# What's the best colorant?



## angelz921 (Feb 14, 2011)

I am new to soap and am using M&P soap but have no idea what type of colorant to use. I am looking for simple to start, so do you have any recommendations?

Thanks for your time!


----------



## soapbuddy (Feb 14, 2011)

I like micas from TKB Trading since they don't bleed.


----------



## angelz921 (Feb 14, 2011)

are they difficult to work with?


----------



## soapbuddy (Feb 14, 2011)

angelz921 said:
			
		

> are they difficult to work with?


Pretty easy. So they don't clump, add the amount that you want into a small cup/glass, then either add alcohol or a small amount of liquid oil. That makes it easier for the color to disperse throughout the soap bar.


----------



## angelz921 (Feb 14, 2011)

just plain rubbing alcohol?


Liquid Oil?


----------



## soapbuddy (Feb 14, 2011)

angelz921 said:
			
		

> just plain rubbing alcohol? *YES*
> 
> Liquid Oil? *Any soapmaking oil that's liquid at room temp (almond, grapeseed, jojoba, apricot kernel)*


----------



## angelz921 (Feb 14, 2011)

*hugs* Thank you for the help! Very appreciated!


----------



## soapbuddy (Feb 14, 2011)

angelz921 said:
			
		

> *hugs* Thank you for the help! Very appreciated!
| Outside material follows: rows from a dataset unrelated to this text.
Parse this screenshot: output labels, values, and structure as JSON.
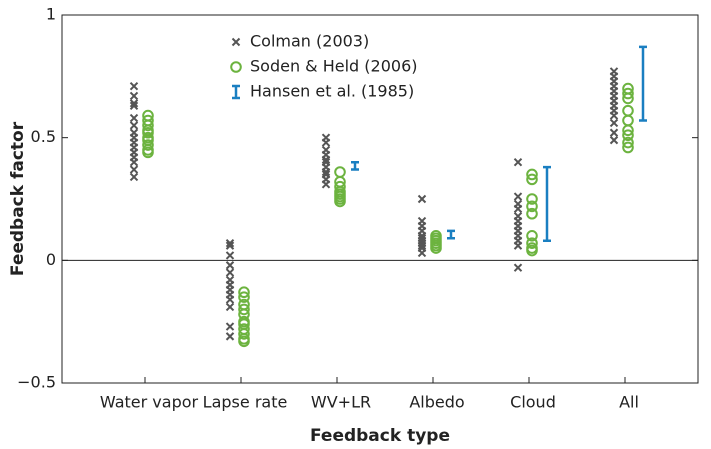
{
  "chart_data": {
    "type": "strip",
    "x_label": "Feedback type",
    "y_label": "Feedback factor",
    "categories": [
      "Water vapor",
      "Lapse rate",
      "WV+LR",
      "Albedo",
      "Cloud",
      "All"
    ],
    "ylim": [
      -0.5,
      1
    ],
    "yticks": [
      {
        "value": -0.5,
        "label": "−0.5"
      },
      0,
      0.5,
      1
    ],
    "legend": "upper center",
    "series": [
      {
        "name": "Colman (2003)",
        "color": "#555555",
        "marker": "x",
        "values": [
          [
            0.71,
            0.67,
            0.64,
            0.63,
            0.58,
            0.55,
            0.52,
            0.5,
            0.48,
            0.46,
            0.44,
            0.42,
            0.4,
            0.37,
            0.34
          ],
          [
            0.07,
            0.06,
            0.02,
            -0.02,
            -0.05,
            -0.08,
            -0.1,
            -0.12,
            -0.14,
            -0.16,
            -0.19,
            -0.27,
            -0.31
          ],
          [
            0.5,
            0.48,
            0.45,
            0.43,
            0.41,
            0.4,
            0.38,
            0.36,
            0.35,
            0.33,
            0.31
          ],
          [
            0.25,
            0.16,
            0.14,
            0.12,
            0.1,
            0.09,
            0.08,
            0.07,
            0.06,
            0.05,
            0.03
          ],
          [
            0.4,
            0.26,
            0.23,
            0.21,
            0.18,
            0.16,
            0.14,
            0.12,
            0.1,
            0.08,
            0.06,
            -0.03
          ],
          [
            0.77,
            0.75,
            0.73,
            0.71,
            0.69,
            0.67,
            0.65,
            0.63,
            0.61,
            0.59,
            0.56,
            0.52,
            0.49
          ]
        ]
      },
      {
        "name": "Soden & Held (2006)",
        "color": "#6cb33f",
        "marker": "o",
        "values": [
          [
            0.59,
            0.57,
            0.55,
            0.53,
            0.52,
            0.5,
            0.49,
            0.47,
            0.45,
            0.44
          ],
          [
            -0.13,
            -0.15,
            -0.18,
            -0.2,
            -0.22,
            -0.25,
            -0.26,
            -0.28,
            -0.3,
            -0.32,
            -0.33
          ],
          [
            0.36,
            0.32,
            0.3,
            0.28,
            0.27,
            0.26,
            0.25,
            0.24
          ],
          [
            0.1,
            0.09,
            0.08,
            0.07,
            0.06,
            0.05
          ],
          [
            0.35,
            0.33,
            0.25,
            0.22,
            0.19,
            0.1,
            0.07,
            0.05,
            0.04
          ],
          [
            0.7,
            0.68,
            0.66,
            0.61,
            0.57,
            0.53,
            0.51,
            0.48,
            0.46
          ]
        ]
      },
      {
        "name": "Hansen et al. (1985)",
        "color": "#1a7fc1",
        "marker": "errorbar",
        "values": [
          null,
          null,
          0.385,
          0.105,
          0.23,
          0.72
        ],
        "errors": [
          null,
          null,
          0.015,
          0.015,
          0.15,
          0.15
        ]
      }
    ]
  }
}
You're welcome and have fun!


----------



## Tabitha (Feb 14, 2011)

I like gel or liquid colorants best, for ease of blending.

You will need to always check to make sure your colorants say non bleeeding, unless you want them to run together, which some people do.


----------



## angelz921 (Feb 15, 2011)

where do you recommend I start looking for those? I don't think I've come across any gel colorants? There are so many places out there it's hard to tell what is what...

I was originally hoping for liquid for that same reason.


----------



## Catmehndi (Feb 15, 2011)

Some colors, such as labcolors, are good for either soaps or cosmetics. They are in a concentrated liquid form and you can use as is (one drop at a time) or dilute. You can mix and match, test different bases with different colors and see what you prefer.

Beware that in most cases, colors for soaps are a different animal than colors for waxes and I don't know of any that can be used for both (which is not to say they don't exist but I haven't heard of them yet)
Just make sure you use colors that are safe to use on the skin.

You can also play with natural colors, such as found in your spice rack! Turmeric makes a great yellow, paprika orange and so on.


----------



## angelz921 (Feb 15, 2011)

Oh believe me I would never use any of my candle dye for skin care, that was one of the first things I was taught when I learned how to make them.

I would never have thought to look in my kitchen for color ideas, that's a really neat idea!

Thanks for the idea.


----------